Independent once more: Defender's Quest 2 Progress for June 2020

Notes on ending my contract with Valve, and a progress update for June

Hey everyone, it's time for another DQ2 progress report!

First and foremost, I should announce some news. My tenure at Valve on the experimental venture Steam Labs has come to a close:

Steam Labs continues on without me, of course. I will be seeking another day job eventually, ideally one that lets me work remote and keep working on DQ2 at a respectable pace.

Here's a retrospective thread on everything I did there:

Given that the last few months have involved a lot of wrapping things up over at Valve, not to mention everything else that's been going on, I've been a little scattered lately. So I took my own advice and just started working on whatever was the easiest and most immediately actionable issue, no matter how small. So basically I spent the last month of DQ2 work hitting a bunch of bugs that I've been neglecting for basically forever.

It's not the sexiest progress report, but it's the kind that gets my momentum up, and eases me back into the swing of things. Additionally, last month we've continued to plug away at more art for the game, but we're not comfortable showing any of that yet because things are still piecemeal and out of context.

Anyways, blah, here's the progress report:

  • Redesigned shop UI

    • Removed flavor text tooltip in favor of dedicated side panel
    • Moved different item types into one consolidated menu (sword/guns both under single heading of "weapons")
    • Fix centering of special text
  • Save screen:

    • Fix slightly offset buttons that has been annoying my OCD for years
  • Party screen:

    • Fixed various missing skill descriptions
  • Overworld:

    • Fix bug where tutorial arrow highlight isn't lined up
  • Battle:

    • Removed last trace of star coins
    • Added delayed trigger to spell cast for better pacing in early tutorial
    • Fixed ugly rendering on tutorial arrow
    • Fix phantom "crystal" spell showing up in black hat missions
    • Fix "NEED PSI" disappearing on spacebar push
    • Bestiary tutorial popups now show 4X-sized enemy art (so it isn't blurry zoomed in)
  • Art stuff:

    • work with artists on designs for three different enemy types

So, not the most exciting progress report, but there are new builds up for Windows and Linux as of this posting on Steam for our early backers, version 0.0.10.

An uncertain word on future Mac support...
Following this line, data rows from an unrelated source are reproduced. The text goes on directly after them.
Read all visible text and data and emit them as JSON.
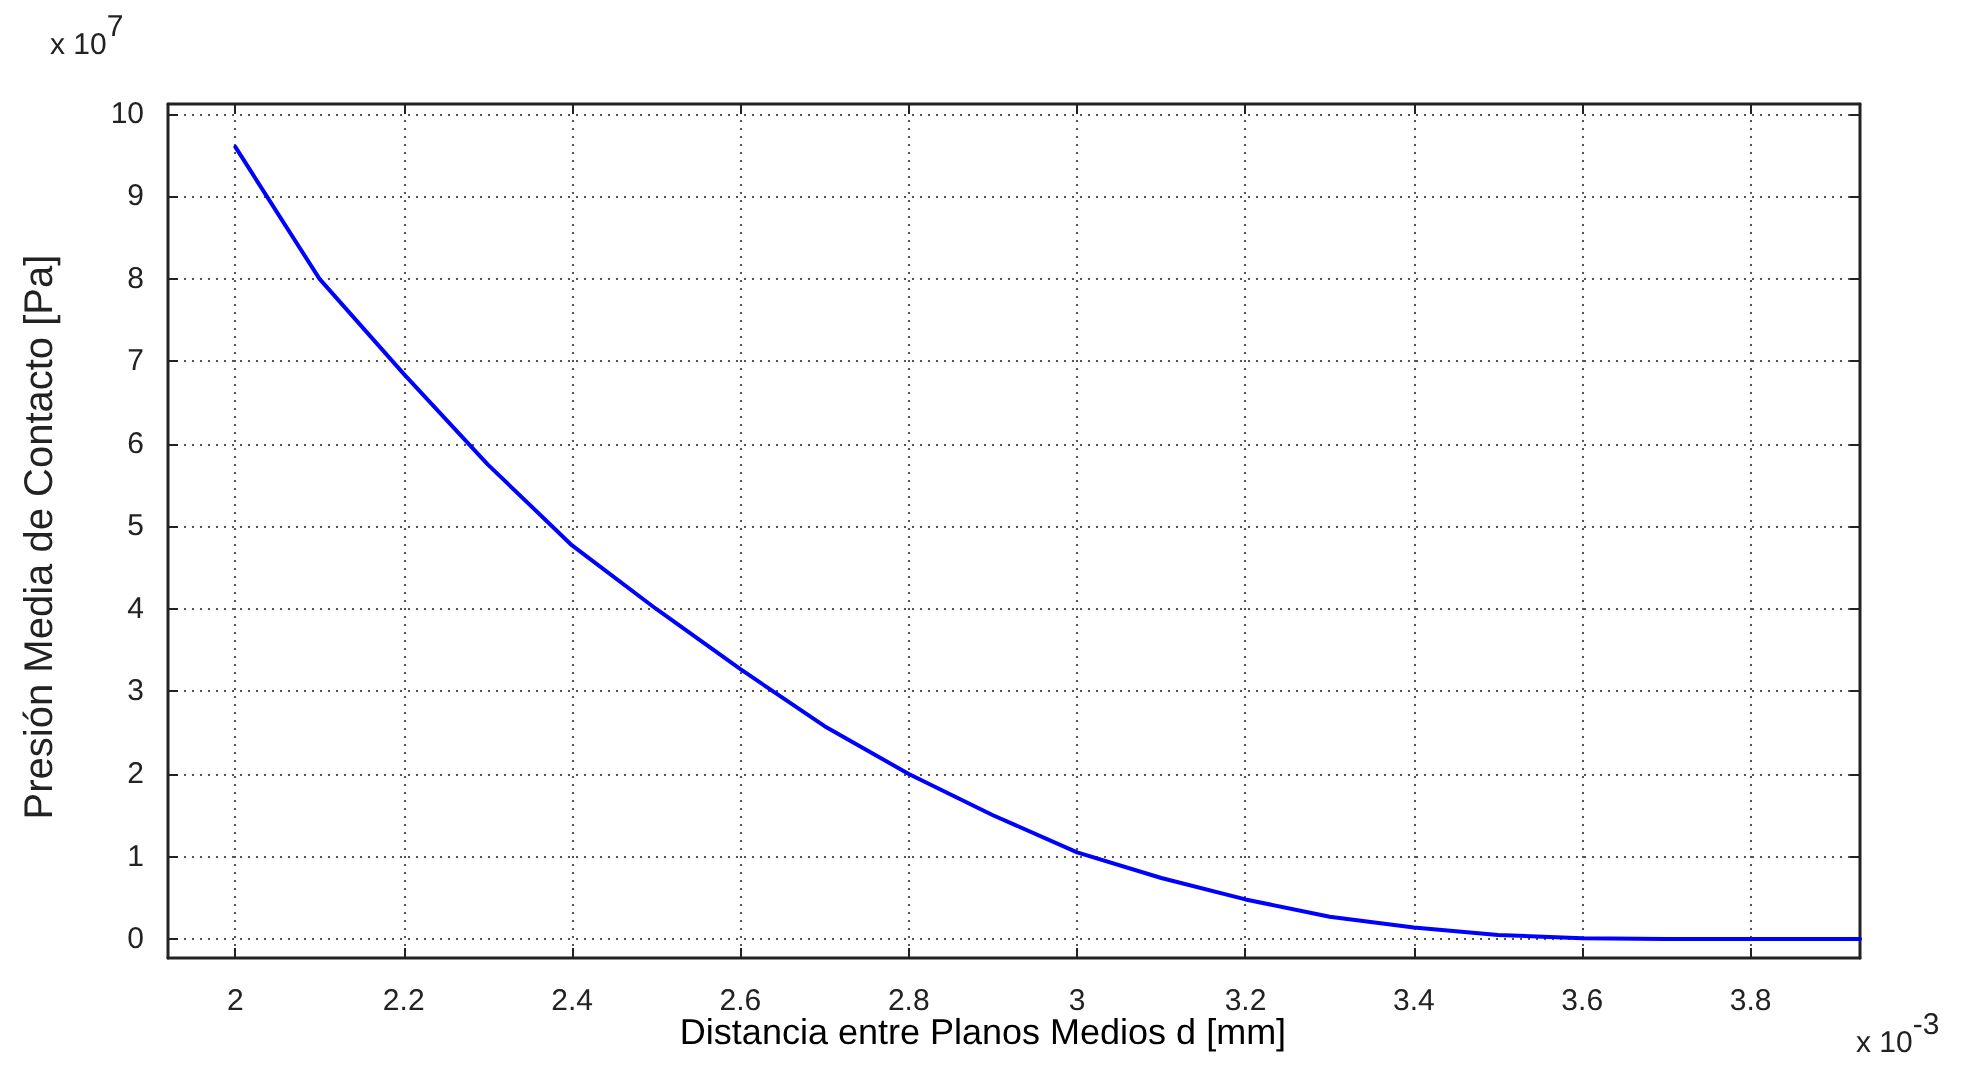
{
  "chart_data": {
    "type": "line",
    "xlabel": "Distancia entre Planos Medios d [mm]",
    "ylabel": "Presión Media de Contacto [Pa]",
    "annotations": [
      "x 10$^{7}$",
      "x 10$^{-3}$"
    ],
    "x": [
      2,
      2.1,
      2.2,
      2.3,
      2.4,
      2.5,
      2.6,
      2.7,
      2.8,
      2.9,
      3,
      3.1,
      3.2,
      3.3,
      3.4,
      3.5,
      3.6,
      3.7,
      3.8,
      3.93
    ],
    "series": [
      {
        "color": "#0000ff",
        "values": [
          9.6,
          8.0,
          6.85,
          5.75,
          4.77,
          4.0,
          3.27,
          2.58,
          2.0,
          1.5,
          1.05,
          0.74,
          0.48,
          0.27,
          0.14,
          0.05,
          0.01,
          0,
          0,
          0
        ]
      }
    ],
    "xlim": [
      1.92,
      3.93
    ],
    "xticks": [
      2,
      2.2,
      2.4,
      2.6,
      2.8,
      3,
      3.2,
      3.4,
      3.6,
      3.8
    ],
    "ylim": [
      -0.23,
      10.12
    ],
    "yticks": [
      0,
      1,
      2,
      3,
      4,
      5,
      6,
      7,
      8,
      9,
      10
    ],
    "grid": true,
    "marker": "none",
    "line_style": "solid"
  }
}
TL;DR – I'm putting the odds that DQ2 will officially support MacOS on release to about 50%, and dwindling. I love you, Mac users, I really do, but I just can't keep up with Apple's constantly shifting goalposts.

This is not an official cancellation of Mac support – yet. In the event it does happen we'll of course refund anyone who was counting on playing on their Mac. (And a friendly reminder that our general policy on preorders is we will refund any order at any time for any reason, no questions asked – just email leveluplabs@gmail.com). And I think I'll still be able to ship DQ2 with legacy Mac support – certainly for pre-Catalina machines, and probably Catalina itself. But anything after that is really uncertain.

The reason I'm uncertain about my long-term ability to support Mac is Apple's announcement they'll be moving to an ARM architecture for new models. Before the coronapocalypse hit us all like a ton of bricks, I had just barely finished a month-long dive into untangling all the flaming hoops that MacOS Catalina imposes on developers, getting all the way to the end only to terminate with the realization that I'd have to get a bunch of changes upstreamed into two libraries I depend on before I could finally ship. But, right before I could put a bow on that and get a fully notarized Mac toolchain put together, the quarantine and all the rest of it hit and I just haven't had the time or energy to check back in since.

If Catalina was the only thing I had to worry about, I'd just bite the bullet and do it. But given that we're now looking at not just OpenGL deprecation, expensive hardware, mandatory annual fees, Catalina's intrusive proctology exam... but also a deprecation of the entire Intel x86 architecture in newer macs, I'm simply losing the will to keep doing this. I just bought a refurbished Mac mini to handle the Catalina nonsense, and I'm not buying another new Mac just to properly work out all this ARM nonsense.

Maybe there will be some lovely turn-key, drop-in, no-changes-necessary compatibility layer that makes x86 OpenGL-based mac games work perfectly swell on the fancy new ARM Macs. But I have to be honest with you – if it requires another overhaul of my toolchain just to satisfy the whims of Cupertino, I'm just done.

If I was a Mac user wanting to play games on my device, I'd avoid upgrading to Catalina, and I certainly wouldn't buy a Mac for my next machine.

Windows is windows, it's exactly what you expect, but did you also know that Linux gaming no longer sucks and has actually become pretty dang good?

In any case, not trying to scare/disappoint all our Mac fans. Just trying to be honest.